Buddhists are fond of telling stories with a life lesson attached. So there was this young man who was instructed by his mentor to enter this particular cave and bring back what he found there. He enters the cave and sees a beautiful pearl, but there’s a dragon sitting over it, and he doesn’t want it to kill him, so he leaves. He comes back when he’s an old man, and walks into the cave, and there’s the pearl. And the dragon, it can fit in the palm of his hand. So he picks it up and takes it home to his family. So, how can you make such a transition happen for other people, to see that their fears are grossly exaggerated. And controlling their lives. It has to happen inside,  that you stop being afraid. That you can achieve the pearl.

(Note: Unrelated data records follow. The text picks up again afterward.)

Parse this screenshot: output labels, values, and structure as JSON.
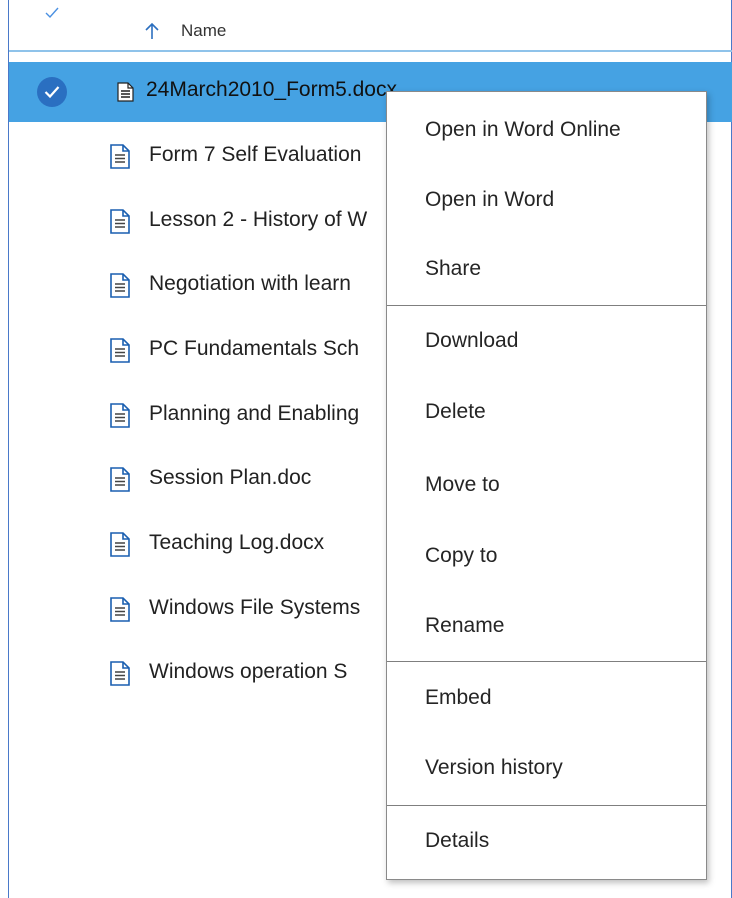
{
  "header": {
    "column_label": "Name",
    "sort_icon": "arrow-up-icon",
    "select_all_icon": "check-icon"
  },
  "files": [
    {
      "name": "24March2010_Form5.docx",
      "selected": true
    },
    {
      "name": "Form 7 Self Evaluation",
      "selected": false
    },
    {
      "name": "Lesson 2 - History of W",
      "selected": false
    },
    {
      "name": "Negotiation with learn",
      "selected": false
    },
    {
      "name": "PC Fundamentals Sch",
      "selected": false
    },
    {
      "name": "Planning and Enabling",
      "selected": false
    },
    {
      "name": "Session Plan.doc",
      "selected": false
    },
    {
      "name": "Teaching Log.docx",
      "selected": false
    },
    {
      "name": "Windows File Systems",
      "selected": false
    },
    {
      "name": "Windows operation S",
      "selected": false
    }
  ],
  "context_menu": {
    "items": [
      "Open in Word Online",
      "Open in Word",
      "Share",
      "Download",
      "Delete",
      "Move to",
      "Copy to",
      "Rename",
      "Embed",
      "Version history",
      "Details"
    ]
  },
  "colors": {
    "selected_row": "#45a2e3",
    "selection_circle": "#2a6fc1",
    "accent": "#4a79c9",
    "icon": "#1a5fb0"
  }
}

In his vivid film, Dunkirk, Christopher Nolan brings to life a very intense and potentially depressing tale of a military operation gone disastrously wrong. He turns it around to the winning tale that it is by focusing on the men, communally, and their ever growing fear of an enemy that they knew was closing in, but could not see. Almost Hitchcockian in tightening the tension. “These guys on the beach,” Nolan says, “were not privy to what Churchill was thinking in his study. They weren’t seeing the generals in rooms with things being pushed around a table.” Nor were they buoyed up by Churchill’s stirring oratory as the folks back home were, as they had no way of hearing it. Instead, each one was alone with their fear, alone in a mass of hundreds of thousands, as they awaited a fate that surely was going to do in all of them.

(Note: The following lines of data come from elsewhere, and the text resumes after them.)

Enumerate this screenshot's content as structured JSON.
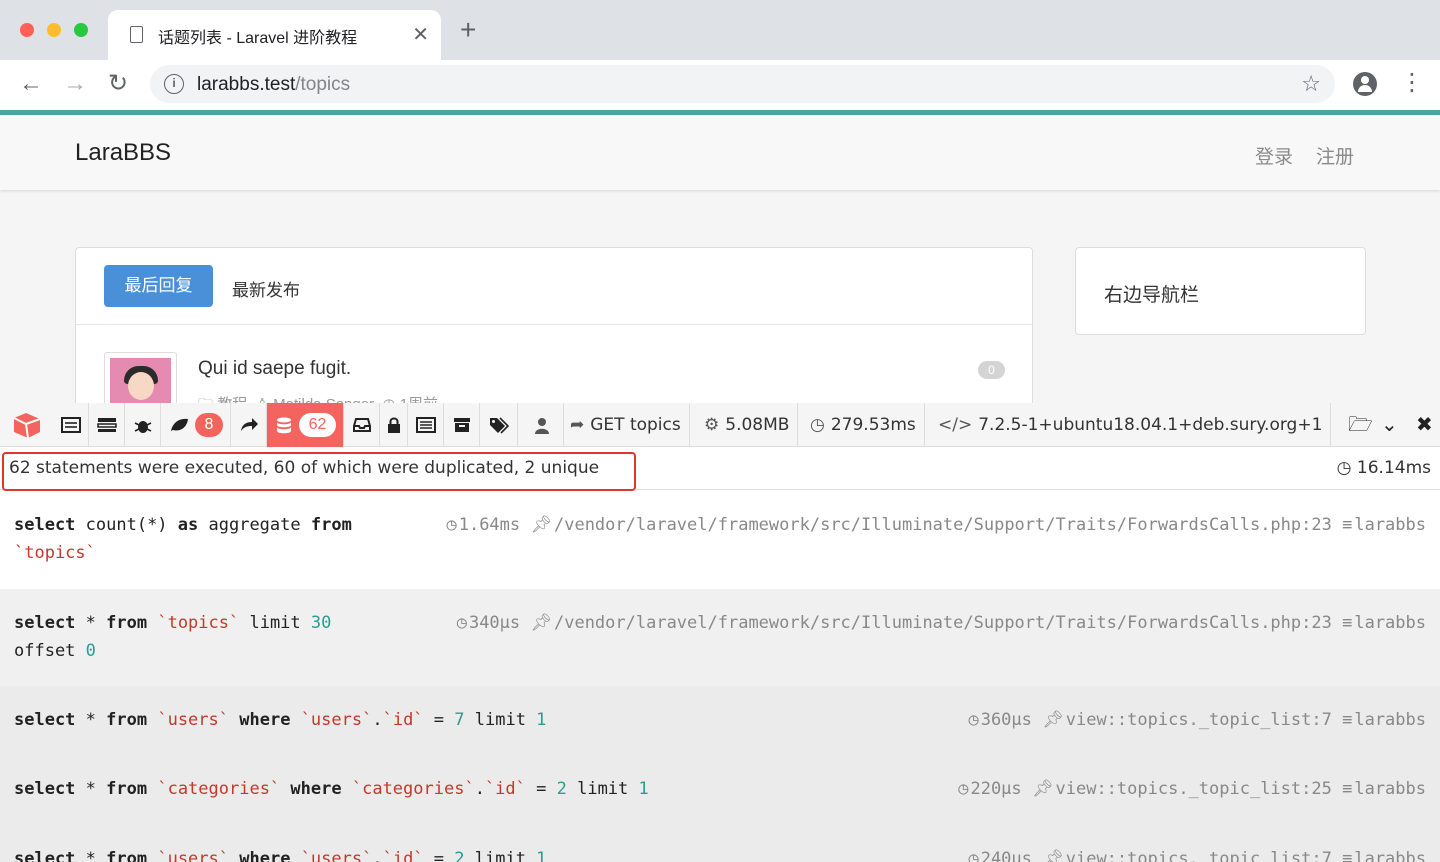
{
  "browser": {
    "tab_title": "话题列表 - Laravel 进阶教程",
    "url_host": "larabbs.test",
    "url_path": "/topics"
  },
  "page": {
    "brand": "LaraBBS",
    "nav": {
      "login": "登录",
      "register": "注册"
    },
    "tabs": {
      "last_reply": "最后回复",
      "newest": "最新发布"
    },
    "topic": {
      "title": "Qui id saepe fugit.",
      "reply_count": "0",
      "category": "教程",
      "author": "Matilda Sanger",
      "time": "1周前"
    },
    "sidebar_title": "右边导航栏"
  },
  "debugbar": {
    "messages_count": "8",
    "queries_count": "62",
    "route": "GET topics",
    "memory": "5.08MB",
    "duration": "279.53ms",
    "php_version": "7.2.5-1+ubuntu18.04.1+deb.sury.org+1",
    "summary": "62 statements were executed, 60 of which were duplicated, 2 unique",
    "total_time": "16.14ms",
    "statements": [
      {
        "duration": "1.64ms",
        "source": "/vendor/laravel/framework/src/Illuminate/Support/Traits/ForwardsCalls.php:23",
        "connection": "larabbs"
      },
      {
        "duration": "340μs",
        "source": "/vendor/laravel/framework/src/Illuminate/Support/Traits/ForwardsCalls.php:23",
        "connection": "larabbs"
      },
      {
        "duration": "360μs",
        "source": "view::topics._topic_list:7",
        "connection": "larabbs"
      },
      {
        "duration": "220μs",
        "source": "view::topics._topic_list:25",
        "connection": "larabbs"
      },
      {
        "duration": "240μs",
        "source": "view::topics._topic_list:7",
        "connection": "larabbs"
      }
    ]
  },
  "colors": {
    "accent": "#4ea5a0",
    "primary": "#4a90d9",
    "debugbar_red": "#f4645f",
    "highlight": "#e0362a"
  }
}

In the end almost all of them were saved by thousands of brave civilians in hundreds of tiny craft crossing back and forth the dangerous waters amidst heavy enemy fire. These too faced intense fear, but went into the fray for the greater good of all. As Nolan says, “it’s the idea that flawed human beings are doing their best in the situation they’re in and dealing with their own survival, dealing with their own humanity. I think there’s tremendous optimism from the Dunkirk story that can all add up to a communal heroism of extraordinary magnitude.”

Fear can be dealt with. Fear can be overcome. Whether short term intense, or long drawn-out inflated.

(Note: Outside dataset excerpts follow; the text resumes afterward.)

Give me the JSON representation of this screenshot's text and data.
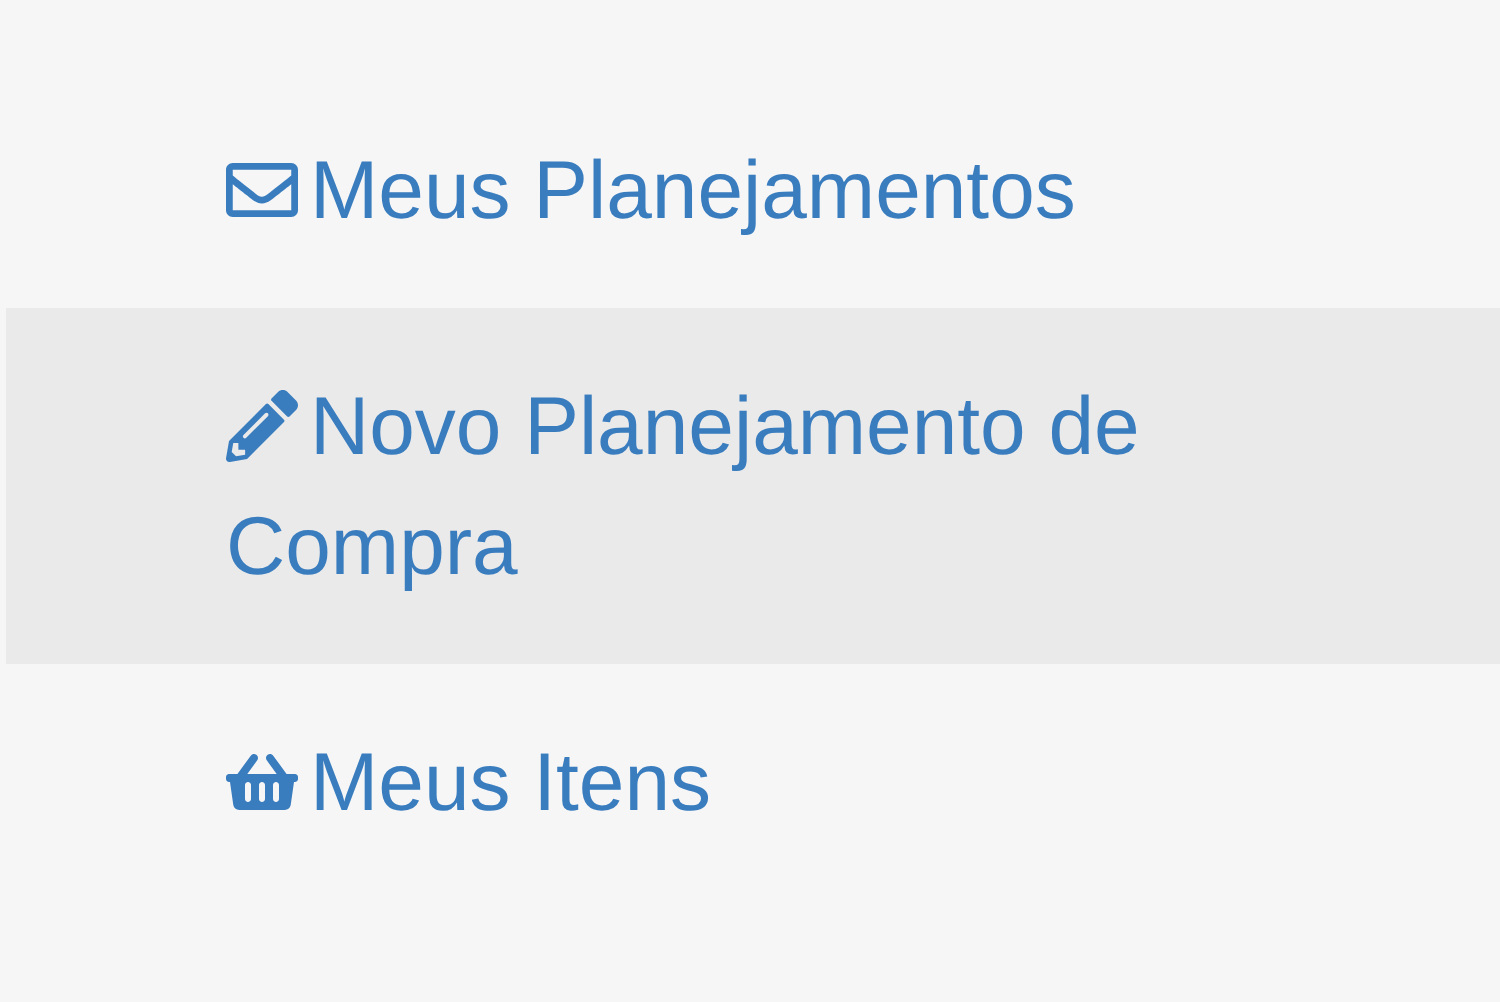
{
  "menu": [
    {
      "label": "Meus Planejamentos",
      "selected": false
    },
    {
      "label": "Novo Planejamento de Compra",
      "selected": true
    },
    {
      "label": "Meus Itens",
      "selected": false
    }
  ]
}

Fear once again is the weapon keeping us immobilized. But like the soldiers who stormed the beaches on D-Day and the thousands who performed the miracle of Dunkirk, we need to face that fear eye to eye. A breathtakingly liberating accomplishment.

When you face the fear of whatever it is that’s holding you down – face it down, defeat it – then a wondrous load is lifted from your shoulders. You are free at last to accomplish what you most desire to accomplish. Unburdened and dancing giddy as a new-born frisky colt.